Comencemos leyendo y subrayando los siguientes textos
Textos de la CONSTITUCIÓN DOGMÁTICA SOBRE LA IGLESIA
8. Cristo, el único Mediador, instituyó y mantiene continuamente en la tierra a
su Iglesia santa, comunidad de fe, esperanza y caridad, como un todo visible [9],
comunicando mediante ella la verdad y la gracia a todos. Mas la sociedad
provista de sus órganos jerárquicos y el Cuerpo místico de Cristo, la asamblea
visible y la comunidad espiritual, la Iglesia terrestre y la Iglesia enriquecida con
los bienes celestiales, no deben ser consideradas como dos cosas distintas, sino
que más bien forman una realidad compleja que está integrada de un elemento
humano y otro divino [10]. Por eso se la compara, por una notable analogía, al
misterio del Verbo encarnado, pues así como la naturaleza asumida sirve al
Verbo divino como de instrumento vivo de salvación unido indisolublemente a
El, de modo semejante la articulación social de la Iglesia sirve al Espíritu Santo,
que la vivifica, para el acrecentamiento de su cuerpo (cf. Ef 4,16) [11].
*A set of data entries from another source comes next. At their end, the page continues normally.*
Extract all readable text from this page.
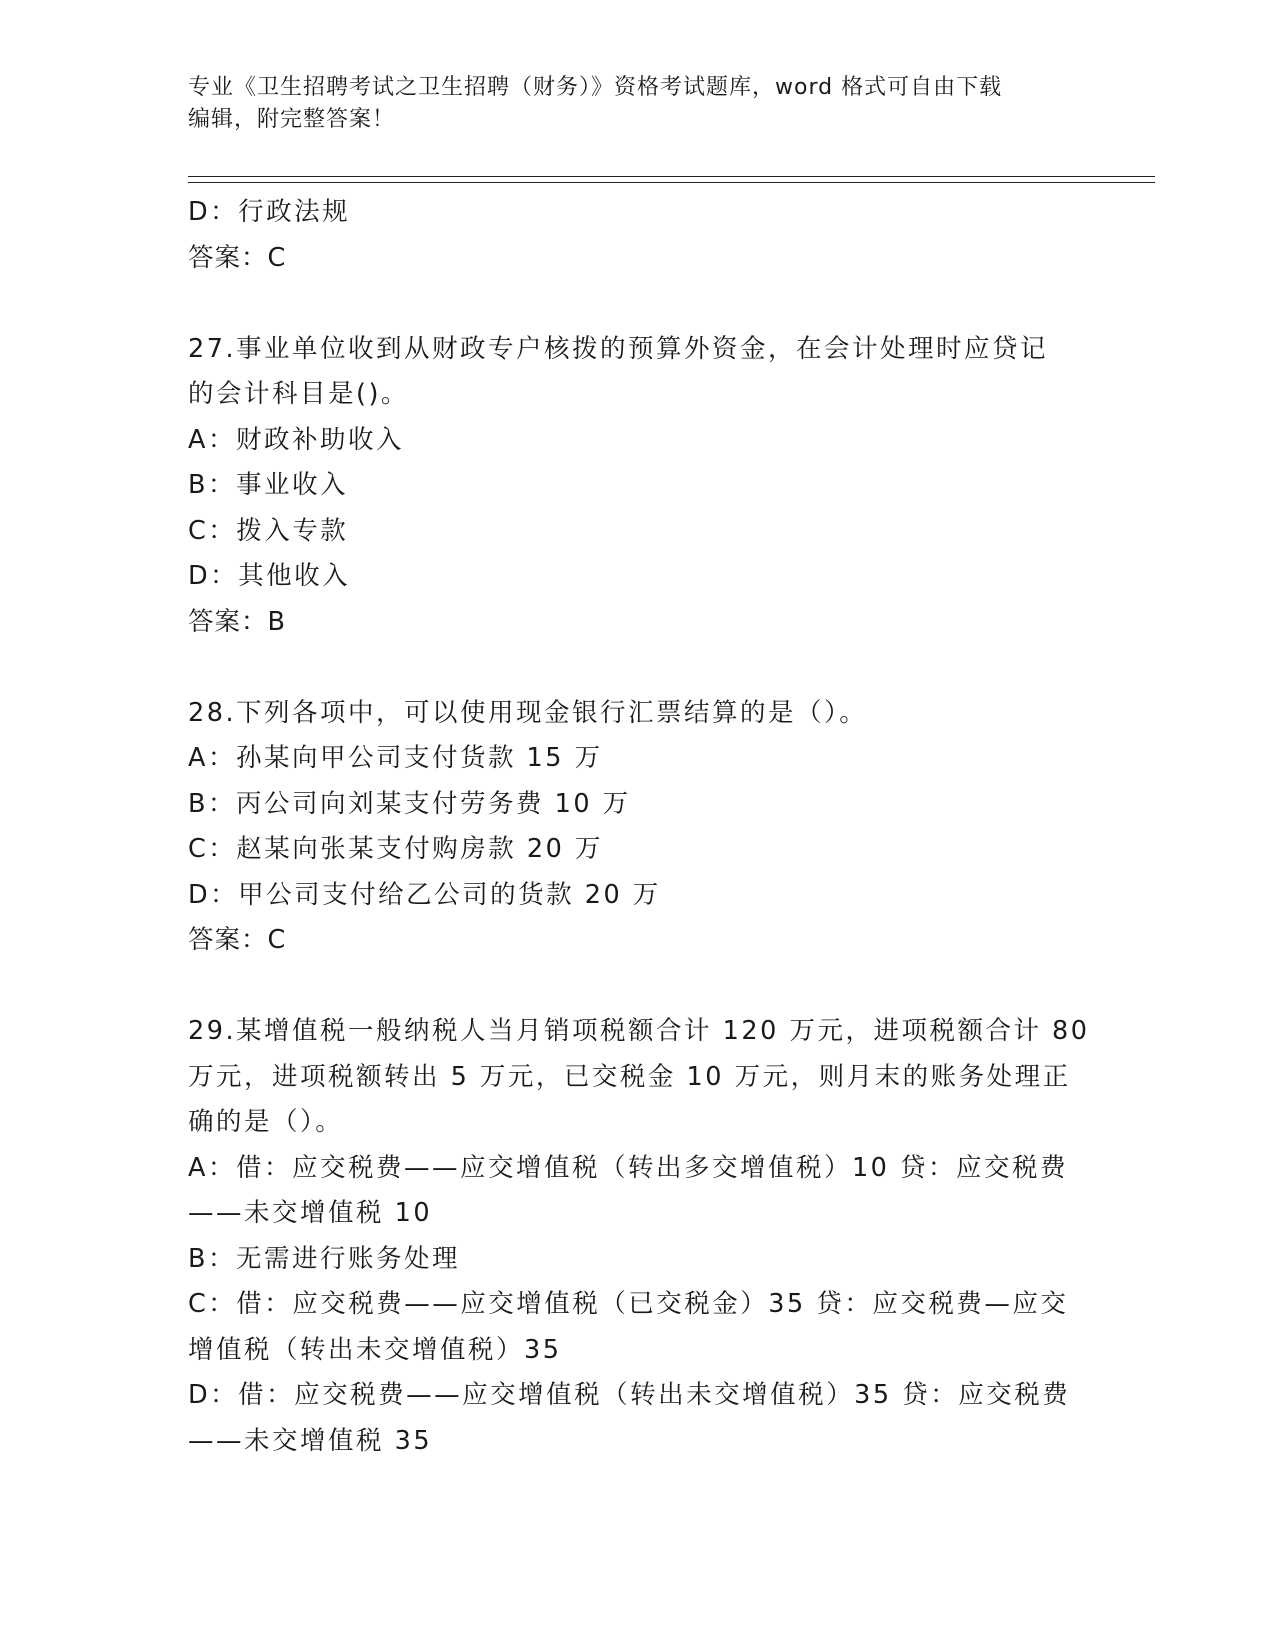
专业《卫生招聘考试之卫生招聘（财务）》资格考试题库，word 格式可自由下载

编辑，附完整答案！

D：行政法规
答案：C
27.事业单位收到从财政专户核拨的预算外资金，在会计处理时应贷记
的会计科目是()。
A：财政补助收入
B：事业收入
C：拨入专款
D：其他收入
答案：B
28.下列各项中，可以使用现金银行汇票结算的是（）。
A：孙某向甲公司支付货款 15 万
B：丙公司向刘某支付劳务费 10 万
C：赵某向张某支付购房款 20 万
D：甲公司支付给乙公司的货款 20 万
答案：C
29.某增值税一般纳税人当月销项税额合计 120 万元，进项税额合计 80
万元，进项税额转出 5 万元，已交税金 10 万元，则月末的账务处理正
确的是（）。
A：借：应交税费——应交增值税（转出多交增值税）10 贷：应交税费
——未交增值税 10
B：无需进行账务处理
C：借：应交税费——应交增值税（已交税金）35 贷：应交税费—应交
增值税（转出未交增值税）35
D：借：应交税费——应交增值税（转出未交增值税）35 贷：应交税费
——未交增值税 35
Esta es la única Iglesia de Cristo, que en el Símbolo confesamos como una,
santa, católica y apostólica [12], y que nuestro Salvador, después de su
resurrección, encomendó a Pedro para que la apacentara (cf. Jn 21,17),
confiándole a él y a los demás Apóstoles su difusión y gobierno (cf. Mt 28,18
ss), y la erigió perpetuamente como columna y fundamento de la verdad (cf.1
Tm 3,15). Esta Iglesia, establecida y organizada en este mundo como una
sociedad, subsiste en la Iglesia católica, gobernada por el sucesor de Pedro y por
los Obispos en comunión con él [13] si bien fuera de su estructura se encuentren
muchos elementos de santidad y verdad que, como bienes propios de la Iglesia
de Cristo, impelen hacia la unidad católica.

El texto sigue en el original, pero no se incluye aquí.